County fronts some money for fair and 4-H

The King County Fair, which appeared dead when no money was included in the county’s 2010 budget, has been given new life.

As part of a fourth-quarter appropriation, members of the King County Council last week announced they had allocated $50,000 for a 2010 fair and $109,000 for 4-H.

As part of the formal 2010 budget, 4-H had received no funding.

The county’s cash allocation is far below the $311,000 provided for 2009, when the city of Enumclaw agreed to put on the event under the name of Enumclaw’s King County Fair. Blessed with sunny skies, the July fair drew bigger-than-expected numbers and turned a small profit for the city.

The momentum that had been built, however, came crashing down when members of the county council put no money toward a 2010 fair. The city of Enumclaw called a halt to whatever plans it was making.

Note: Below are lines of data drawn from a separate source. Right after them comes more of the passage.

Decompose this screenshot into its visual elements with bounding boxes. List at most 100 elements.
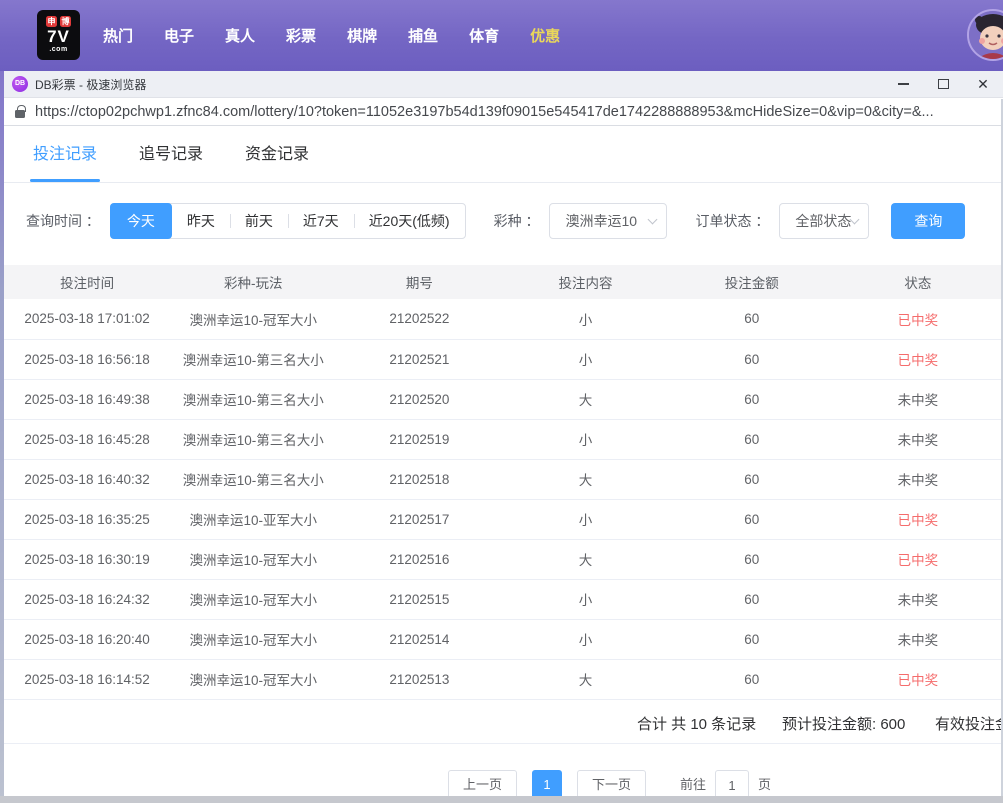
status-badge: 未中奖 — [897, 593, 939, 608]
cell-game-play: 澳洲幸运10-冠军大小 — [170, 619, 337, 660]
cell-status: 未中奖 — [834, 619, 1001, 660]
column-header-期号: 期号 — [336, 265, 503, 299]
cell-game-play: 澳洲幸运10-冠军大小 — [170, 539, 337, 580]
cell-game-play: 澳洲幸运10-第三名大小 — [170, 379, 337, 420]
table-row: 2025-03-18 17:01:02 澳洲幸运10-冠军大小 21202522 小 6… — [4, 299, 1001, 340]
logo-domain: .com — [49, 46, 68, 53]
time-option-昨天[interactable]: 昨天 — [172, 204, 230, 238]
order-status-select[interactable]: 全部状态 — [779, 203, 870, 239]
cell-bet-content: 小 — [502, 579, 669, 620]
cell-bet-amount: 60 — [668, 539, 835, 580]
logo-text: 7V — [47, 27, 70, 46]
search-button[interactable]: 查询 — [891, 203, 966, 239]
status-badge: 已中奖 — [897, 673, 939, 688]
time-option-前天[interactable]: 前天 — [229, 204, 288, 238]
cell-status: 已中奖 — [834, 659, 1001, 700]
table-body: 2025-03-18 17:01:02 澳洲幸运10-冠军大小 21202522 小 6… — [4, 299, 1001, 700]
summary-valid-amount: 有效投注金额 — [935, 715, 1001, 733]
cell-bet-amount: 60 — [668, 339, 835, 380]
nav-item-电子[interactable]: 电子 — [164, 25, 194, 46]
column-header-投注内容: 投注内容 — [502, 265, 669, 299]
chevron-down-icon — [648, 214, 658, 224]
cell-bet-time: 2025-03-18 16:30:19 — [4, 539, 171, 580]
cell-bet-content: 大 — [502, 459, 669, 500]
browser-titlebar: DB DB彩票 - 极速浏览器 ✕ — [0, 71, 1003, 98]
cell-bet-amount: 60 — [668, 659, 835, 700]
nav-menu: 热门 电子 真人 彩票 棋牌 捕鱼 体育 优惠 — [103, 25, 560, 46]
cell-bet-amount: 60 — [668, 619, 835, 660]
cell-issue-number: 21202521 — [336, 339, 503, 380]
nav-item-彩票[interactable]: 彩票 — [286, 25, 316, 46]
record-tabs: 投注记录 追号记录 资金记录 — [4, 126, 1001, 183]
cell-issue-number: 21202517 — [336, 499, 503, 540]
cell-status: 未中奖 — [834, 419, 1001, 460]
cell-bet-time: 2025-03-18 16:20:40 — [4, 619, 171, 660]
lottery-select[interactable]: 澳洲幸运10 — [549, 203, 668, 239]
cell-issue-number: 21202518 — [336, 459, 503, 500]
maximize-button[interactable] — [923, 71, 963, 97]
cell-status: 未中奖 — [834, 379, 1001, 420]
cell-issue-number: 21202522 — [336, 299, 503, 340]
minimize-button[interactable] — [883, 71, 923, 97]
cell-issue-number: 21202516 — [336, 539, 503, 580]
cell-status: 未中奖 — [834, 459, 1001, 500]
padlock-icon — [15, 104, 26, 118]
table-row: 2025-03-18 16:30:19 澳洲幸运10-冠军大小 21202516 大 6… — [4, 539, 1001, 580]
table-row: 2025-03-18 16:35:25 澳洲幸运10-亚军大小 21202517 小 6… — [4, 499, 1001, 540]
logo-badge-2: 博 — [60, 16, 71, 27]
status-badge: 未中奖 — [897, 473, 939, 488]
cell-game-play: 澳洲幸运10-第三名大小 — [170, 459, 337, 500]
table-header-row: 投注时间 彩种-玩法 期号 投注内容 投注金额 状态 — [4, 265, 1001, 299]
avatar-image — [969, 11, 1003, 59]
table-row: 2025-03-18 16:14:52 澳洲幸运10-冠军大小 21202513 大 6… — [4, 659, 1001, 700]
status-badge: 已中奖 — [897, 553, 939, 568]
site-logo[interactable]: 申 博 7V .com — [37, 10, 80, 60]
tab-资金记录[interactable]: 资金记录 — [245, 126, 309, 183]
maximize-icon — [937, 79, 949, 89]
cell-issue-number: 21202513 — [336, 659, 503, 700]
cell-bet-content: 大 — [502, 659, 669, 700]
cell-bet-time: 2025-03-18 16:49:38 — [4, 379, 171, 420]
cell-bet-time: 2025-03-18 16:45:28 — [4, 419, 171, 460]
window-controls: ✕ — [883, 71, 1003, 97]
browser-tab-icon: DB — [12, 76, 28, 92]
time-option-近7天[interactable]: 近7天 — [287, 204, 354, 238]
cell-bet-content: 大 — [502, 539, 669, 580]
logo-badge-1: 申 — [46, 16, 57, 27]
user-avatar[interactable] — [967, 9, 1003, 61]
cell-bet-amount: 60 — [668, 499, 835, 540]
close-button[interactable]: ✕ — [963, 71, 1003, 97]
cell-status: 已中奖 — [834, 339, 1001, 380]
nav-item-体育[interactable]: 体育 — [469, 25, 499, 46]
nav-item-棋牌[interactable]: 棋牌 — [347, 25, 377, 46]
tab-投注记录[interactable]: 投注记录 — [29, 126, 101, 183]
time-option-近20天(低频)[interactable]: 近20天(低频) — [353, 204, 465, 238]
table-row: 2025-03-18 16:45:28 澳洲幸运10-第三名大小 21202519 小… — [4, 419, 1001, 460]
nav-item-优惠[interactable]: 优惠 — [530, 25, 560, 46]
nav-item-捕鱼[interactable]: 捕鱼 — [408, 25, 438, 46]
status-badge: 已中奖 — [897, 312, 939, 328]
cell-bet-content: 小 — [502, 419, 669, 460]
logo-badges: 申 博 — [46, 16, 71, 27]
url-text[interactable]: https://ctop02pchwp1.zfnc84.com/lottery/… — [35, 104, 934, 120]
address-bar: https://ctop02pchwp1.zfnc84.com/lottery/… — [0, 98, 1003, 126]
nav-item-热门[interactable]: 热门 — [103, 25, 133, 46]
cell-bet-time: 2025-03-18 16:14:52 — [4, 659, 171, 700]
cell-bet-amount: 60 — [668, 459, 835, 500]
cell-bet-amount: 60 — [668, 419, 835, 460]
cell-issue-number: 21202519 — [336, 419, 503, 460]
tab-追号记录[interactable]: 追号记录 — [139, 126, 203, 183]
chevron-down-icon — [849, 214, 860, 224]
cell-status: 已中奖 — [834, 299, 1001, 340]
nav-item-真人[interactable]: 真人 — [225, 25, 255, 46]
table-row: 2025-03-18 16:20:40 澳洲幸运10-冠军大小 21202514 小 6… — [4, 619, 1001, 660]
status-filter-label: 订单状态 ： — [695, 213, 770, 229]
cell-issue-number: 21202520 — [336, 379, 503, 420]
table-row: 2025-03-18 16:24:32 澳洲幸运10-冠军大小 21202515 小 6… — [4, 579, 1001, 620]
column-header-状态: 状态 — [834, 265, 1001, 299]
time-option-今天[interactable]: 今天 — [109, 203, 172, 239]
cell-game-play: 澳洲幸运10-亚军大小 — [170, 499, 337, 540]
status-select-value: 全部状态 — [795, 213, 852, 229]
horizontal-scrollbar[interactable] — [0, 796, 1003, 803]
cell-game-play: 澳洲幸运10-冠军大小 — [170, 579, 337, 620]
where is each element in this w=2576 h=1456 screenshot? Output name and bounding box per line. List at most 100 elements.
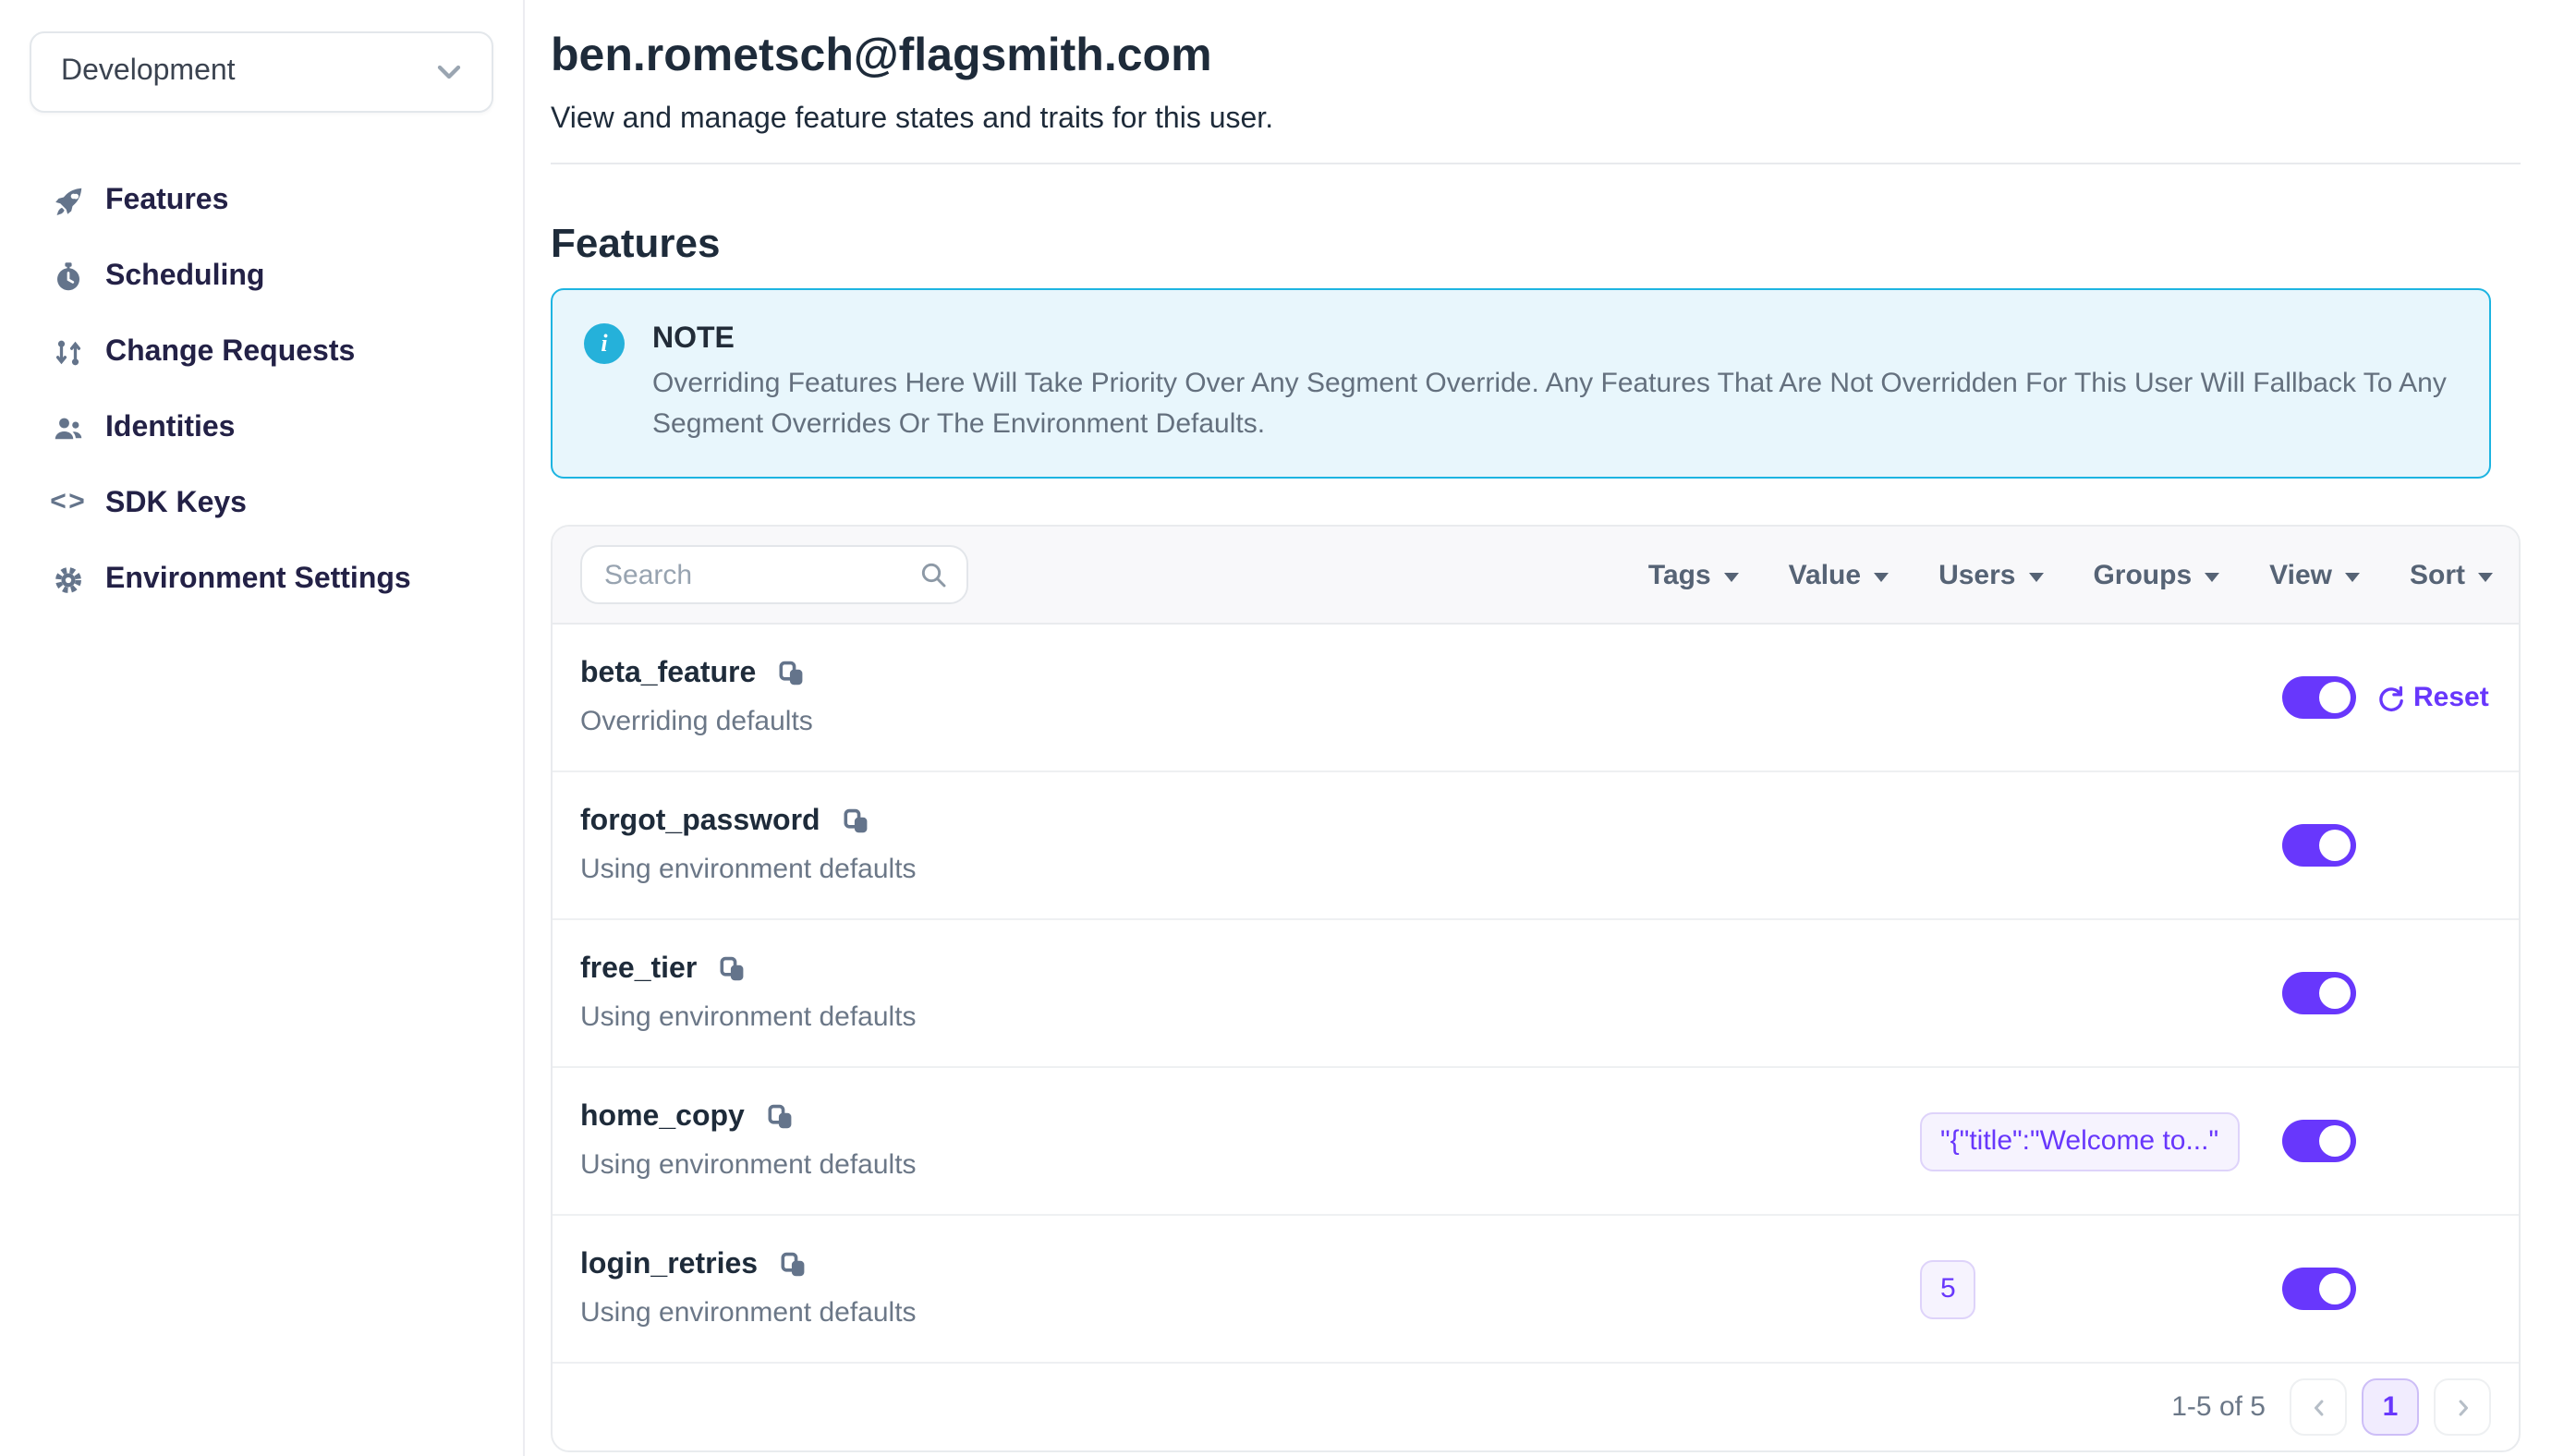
pagination-range-label: 1-5 of 5 — [2171, 1391, 2266, 1423]
feature-toggle-on[interactable] — [2282, 676, 2356, 719]
sidebar-item-features[interactable]: Features — [30, 163, 493, 238]
filter-view[interactable]: View — [2269, 559, 2360, 590]
feature-toggle-on[interactable] — [2282, 824, 2356, 867]
feature-controls: "{"title":"Welcome to..." — [1920, 1111, 2493, 1171]
note-title: NOTE — [652, 318, 2456, 360]
search-box — [580, 545, 968, 604]
sidebar-item-label: Features — [105, 184, 228, 217]
pagination-prev-button[interactable] — [2290, 1378, 2347, 1436]
feature-value-column: 5 — [1920, 1259, 2282, 1318]
sidebar-item-label: SDK Keys — [105, 487, 247, 520]
note-banner: i NOTE Overriding Features Here Will Tak… — [551, 288, 2491, 479]
feature-controls: 5 — [1920, 1259, 2493, 1318]
feature-row-forgot_password[interactable]: forgot_password Using environment defaul… — [553, 772, 2519, 920]
feature-toggle-on[interactable] — [2282, 1120, 2356, 1162]
pagination: 1-5 of 5 1 — [553, 1364, 2519, 1450]
copy-icon[interactable] — [778, 660, 806, 689]
feature-toggle-on[interactable] — [2282, 972, 2356, 1014]
features-panel: Tags Value Users Groups View Sort beta_f… — [551, 525, 2521, 1452]
feature-row-free_tier[interactable]: free_tier Using environment defaults — [553, 920, 2519, 1068]
feature-controls: Reset — [1920, 676, 2493, 719]
environment-selector-value: Development — [61, 55, 236, 89]
feature-status: Using environment defaults — [580, 1297, 917, 1329]
chevron-left-icon — [2305, 1394, 2331, 1420]
feature-name: forgot_password — [580, 806, 820, 839]
note-body: Overriding Features Here Will Take Prior… — [652, 364, 2456, 445]
feature-name: login_retries — [580, 1249, 758, 1282]
feature-row-login_retries[interactable]: login_retries Using environment defaults… — [553, 1216, 2519, 1364]
filter-tags[interactable]: Tags — [1648, 559, 1739, 590]
rocket-icon — [50, 182, 87, 219]
filter-users[interactable]: Users — [1938, 559, 2043, 590]
main-content: ben.rometsch@flagsmith.com View and mana… — [525, 0, 2576, 1456]
feature-name: beta_feature — [580, 658, 756, 691]
feature-status: Using environment defaults — [580, 854, 917, 885]
sidebar-item-identities[interactable]: Identities — [30, 390, 493, 466]
copy-icon[interactable] — [767, 1103, 795, 1133]
sidebar-item-label: Environment Settings — [105, 563, 411, 596]
sidebar-item-change-requests[interactable]: Change Requests — [30, 314, 493, 390]
note-content: NOTE Overriding Features Here Will Take … — [652, 318, 2456, 445]
feature-name: home_copy — [580, 1101, 745, 1134]
identities-icon — [50, 409, 87, 446]
caret-down-icon — [1724, 572, 1739, 581]
sidebar-item-scheduling[interactable]: Scheduling — [30, 238, 493, 314]
sidebar-item-label: Identities — [105, 411, 235, 444]
environment-sidebar: Development Features Scheduling — [0, 0, 525, 1456]
feature-value-badge[interactable]: "{"title":"Welcome to..." — [1920, 1111, 2239, 1171]
features-toolbar: Tags Value Users Groups View Sort — [553, 527, 2519, 625]
pagination-next-button[interactable] — [2434, 1378, 2491, 1436]
gear-icon — [50, 561, 87, 598]
change-requests-icon — [50, 334, 87, 370]
feature-row-home_copy[interactable]: home_copy Using environment defaults "{"… — [553, 1068, 2519, 1216]
feature-value-badge[interactable]: 5 — [1920, 1259, 1976, 1318]
filter-groups[interactable]: Groups — [2093, 559, 2219, 590]
filter-sort[interactable]: Sort — [2410, 559, 2493, 590]
sidebar-item-sdk-keys[interactable]: <> SDK Keys — [30, 466, 493, 541]
sidebar-item-environment-settings[interactable]: Environment Settings — [30, 541, 493, 617]
page-subtitle: View and manage feature states and trait… — [551, 100, 2576, 140]
app-window: Development Features Scheduling — [0, 0, 2576, 1456]
page-title: ben.rometsch@flagsmith.com — [551, 28, 2576, 83]
features-heading: Features — [551, 216, 2576, 272]
search-input[interactable] — [604, 559, 918, 590]
sidebar-nav: Features Scheduling Change Requests — [30, 163, 493, 617]
sidebar-item-label: Change Requests — [105, 335, 355, 369]
pagination-page-1-button[interactable]: 1 — [2362, 1378, 2419, 1436]
search-icon — [918, 560, 948, 589]
feature-name: free_tier — [580, 953, 697, 987]
feature-toggle-on[interactable] — [2282, 1268, 2356, 1310]
code-icon: <> — [50, 485, 87, 522]
info-icon: i — [584, 323, 625, 364]
refresh-icon — [2375, 683, 2404, 712]
header-divider — [551, 163, 2521, 164]
copy-icon[interactable] — [843, 807, 870, 837]
copy-icon[interactable] — [719, 955, 747, 985]
caret-down-icon — [2478, 572, 2493, 581]
feature-info: beta_feature Overriding defaults — [580, 658, 813, 737]
feature-info: free_tier Using environment defaults — [580, 953, 917, 1033]
copy-icon[interactable] — [780, 1251, 808, 1280]
reset-button[interactable]: Reset — [2375, 682, 2489, 713]
caret-down-icon — [2345, 572, 2360, 581]
feature-value-column: "{"title":"Welcome to..." — [1920, 1111, 2282, 1171]
feature-controls — [1920, 972, 2493, 1014]
sidebar-item-label: Scheduling — [105, 260, 264, 293]
filter-bar: Tags Value Users Groups View Sort — [1648, 559, 2493, 590]
feature-status: Using environment defaults — [580, 1001, 917, 1033]
caret-down-icon — [2205, 572, 2219, 581]
feature-controls — [1920, 824, 2493, 867]
feature-info: login_retries Using environment defaults — [580, 1249, 917, 1329]
caret-down-icon — [1874, 572, 1889, 581]
environment-selector[interactable]: Development — [30, 31, 493, 113]
feature-info: forgot_password Using environment defaul… — [580, 806, 917, 885]
stopwatch-icon — [50, 258, 87, 295]
feature-status: Using environment defaults — [580, 1149, 917, 1181]
feature-row-beta_feature[interactable]: beta_feature Overriding defaults — [553, 625, 2519, 772]
feature-info: home_copy Using environment defaults — [580, 1101, 917, 1181]
caret-down-icon — [2028, 572, 2043, 581]
chevron-right-icon — [2449, 1394, 2475, 1420]
feature-status: Overriding defaults — [580, 706, 813, 737]
filter-value[interactable]: Value — [1789, 559, 1889, 590]
chevron-down-icon — [431, 54, 468, 91]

With the recent news, the city is in fair mode again, according to Parks and Recreation Director Larry Fetter. His department manages the Enumclaw Expo Center and put on the 2009 edition of the fair.

“We’ll do something, provided our council wants to go for it,” Fetter said, explaining nothing will happen without a formal agreement between Enumclaw and the county.

There are two options, Fetter said – a spring fair or an August fair.

The traditional fair days in July have been awarded to Creation Fest, a four-day, Christian-themed event of music and more.

Putting on a spring fair in April is the more likely option, Fetter said. The limited money means there would be less spent on advertising and entertainment than was spent in 2009, Fetter said, and there would be a greater need for local volunteers.

If the 4-H community doesn’t like a spring fair, “we could still do an August event,” Fetter said.

Members of 4-H and FFA have traditionally used the King County Fair as a qualifying event for the larger Puyallup Fair.

Despite the late notice, Fetter believes the city could still put together a fair that is small, but still possessing traditional fair attributes, like a carnival.

The key, he said, is to accept the $50,000 from the county and convince 4-H to contribute.

Beyond that, Fetter knows the council will want some assurance the fair can break even, at least.

“I would never put together a program that would lose money,” he said.